Depuis bientôt six mois, dans le beau ciel de France,
un jour en Normandie, le suivant en Provence,
apparaît ci ou là, un bien étrange OVNI.
Serait-il affrété par des extraterrestres ?
A-t-on pu l’approcher, le filmer ? Que nenni.
Les ufolomachins avouent leur ignorance.
L’énigmatique objet suit son itinérance,
imperturbalement, le cap sur l’infini.
Serait-il affrété par des extraterrestres ?
Très ophyciellement, de Bergues le bourgmestre,
l’aurait dit à ses pairs fêtant Saint-Sylvestre.
Mais dans le camp adverse on a bien rigolé.
Maître Cissé-Paron, le chef de la sénestre.
le soupçonne d’avoir un peu trop picolé
Dés lors, le quinze avril, aux Étranges lucarnes,
émission scientifique et de récréation,
un jeune aérostier, natif de Seine et Marne,
étonne le public par ses révélations :
— Je stationnais, dit-il, en toute quiétude,
lorsque cent pieds plus bas, à moyenne altitude,
J’aperçois comme un disque en circonvolution.
Nous sommes tous les deux dans la même ascendante,
aussi puis-je sentir son odeur repoussante.
Je n’en descends pas moins voir l’étrange vaisseau,
qui de plus près s’avère être un vaste cerceau.
La puanteur devient de plus en plus fétide.
Il faut être aguerri dans un aérostat,
le cerceau semble suivre une sinusoïde,
bientôt, pour le toucher, suffit un iota.
Et surgissent alors des milliards de chaussettes,
défilant et vibrant comme autant d’électrons.
Toutes dépareillées, elles sont à la fête
et prennent leur panard dans ce grand cyclotron.
Sans le moindre ostracisme, en soie, en fil d’Écosse,
en laine ou en tergal, étonnamment véloces,
embarquant dans leur trip quelques mini-chaussons.
Elles suivent gaiement la fantastique ronde.
— J’ai bien peur que, parfois, vous vous fichiez du monde.

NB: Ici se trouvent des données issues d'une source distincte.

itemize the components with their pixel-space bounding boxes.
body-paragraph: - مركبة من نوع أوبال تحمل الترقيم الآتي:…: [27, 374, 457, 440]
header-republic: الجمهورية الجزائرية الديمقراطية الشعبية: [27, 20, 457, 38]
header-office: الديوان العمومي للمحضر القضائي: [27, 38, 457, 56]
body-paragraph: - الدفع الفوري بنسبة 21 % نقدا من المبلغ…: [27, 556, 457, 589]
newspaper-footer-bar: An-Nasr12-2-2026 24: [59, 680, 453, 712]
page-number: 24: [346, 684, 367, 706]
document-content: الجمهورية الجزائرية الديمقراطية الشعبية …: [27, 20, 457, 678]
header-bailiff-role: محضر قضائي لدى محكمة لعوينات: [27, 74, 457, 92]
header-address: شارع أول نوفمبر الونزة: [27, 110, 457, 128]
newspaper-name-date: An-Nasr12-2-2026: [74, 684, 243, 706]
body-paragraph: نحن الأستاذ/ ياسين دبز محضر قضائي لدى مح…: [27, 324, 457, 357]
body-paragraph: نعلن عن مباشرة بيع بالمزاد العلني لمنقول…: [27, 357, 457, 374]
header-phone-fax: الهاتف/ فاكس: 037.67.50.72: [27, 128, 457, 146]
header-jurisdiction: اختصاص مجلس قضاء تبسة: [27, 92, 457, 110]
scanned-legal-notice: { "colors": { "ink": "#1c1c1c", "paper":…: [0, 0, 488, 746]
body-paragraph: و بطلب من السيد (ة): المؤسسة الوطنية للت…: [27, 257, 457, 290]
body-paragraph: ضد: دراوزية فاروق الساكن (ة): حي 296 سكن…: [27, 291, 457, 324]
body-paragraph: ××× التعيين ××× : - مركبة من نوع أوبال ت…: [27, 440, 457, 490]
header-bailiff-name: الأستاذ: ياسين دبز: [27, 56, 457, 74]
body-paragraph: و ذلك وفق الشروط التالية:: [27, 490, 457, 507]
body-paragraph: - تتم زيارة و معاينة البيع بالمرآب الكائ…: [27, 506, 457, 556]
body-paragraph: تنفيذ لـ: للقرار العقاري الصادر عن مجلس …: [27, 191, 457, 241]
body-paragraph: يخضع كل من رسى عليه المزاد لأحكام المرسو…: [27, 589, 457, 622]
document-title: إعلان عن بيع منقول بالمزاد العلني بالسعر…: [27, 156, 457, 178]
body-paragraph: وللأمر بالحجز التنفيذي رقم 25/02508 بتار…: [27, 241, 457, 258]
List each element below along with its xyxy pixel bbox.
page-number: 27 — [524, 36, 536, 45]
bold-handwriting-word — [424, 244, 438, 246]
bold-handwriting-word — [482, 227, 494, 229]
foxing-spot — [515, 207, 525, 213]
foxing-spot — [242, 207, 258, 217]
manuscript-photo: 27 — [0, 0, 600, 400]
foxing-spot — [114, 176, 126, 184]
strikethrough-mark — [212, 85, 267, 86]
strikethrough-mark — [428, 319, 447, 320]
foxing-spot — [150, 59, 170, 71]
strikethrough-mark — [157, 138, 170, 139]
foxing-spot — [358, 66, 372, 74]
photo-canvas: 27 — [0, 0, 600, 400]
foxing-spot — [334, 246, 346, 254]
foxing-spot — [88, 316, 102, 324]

— Vous changerez d’avis après la vidéo.
Sur le petit écran, le public incrédule
voit soudain tournoyer l’étrange véhicule
et dans tous les foyers crépitent les bravos
— Au temps pour moi Monsieur, vous êtes un héros.
Ça doit sentir très fort par temps de canicule.
— C’est le prix à payer pour approcher l’OVNI.
– Nul doute que la chose inspire le poète
(sous réserve qu’il soit insensible au tournis)
Mais reste une question : d’où viennent ces chaussettes ?
C’est ici qu’intervient notre chaussettologue :
– Qui n’a jamais cherché biquotidiennement
sous le lit, dans l’armoire et jusque dans les gogues,
la chaussette perdue ? Personne apparemment.
Avez-vous remarqué que vous n’en perdez qu’une :
L’autre, mise au rancart, comprend votre infortune.
Seul un unijambiste en voudrait ici-bas.
Où peut donc s’envoler la chaussette insoumise ?
Chez les gens trop heureux qui vivent sans chemise,
ou dans un lieu secret, connu des seuls mi-bas ?
Nous savons désormais que dans l'aérosphère,
fuyant leur destinée semi-vestimentaire,
elles vont consommer un joyeux célibat.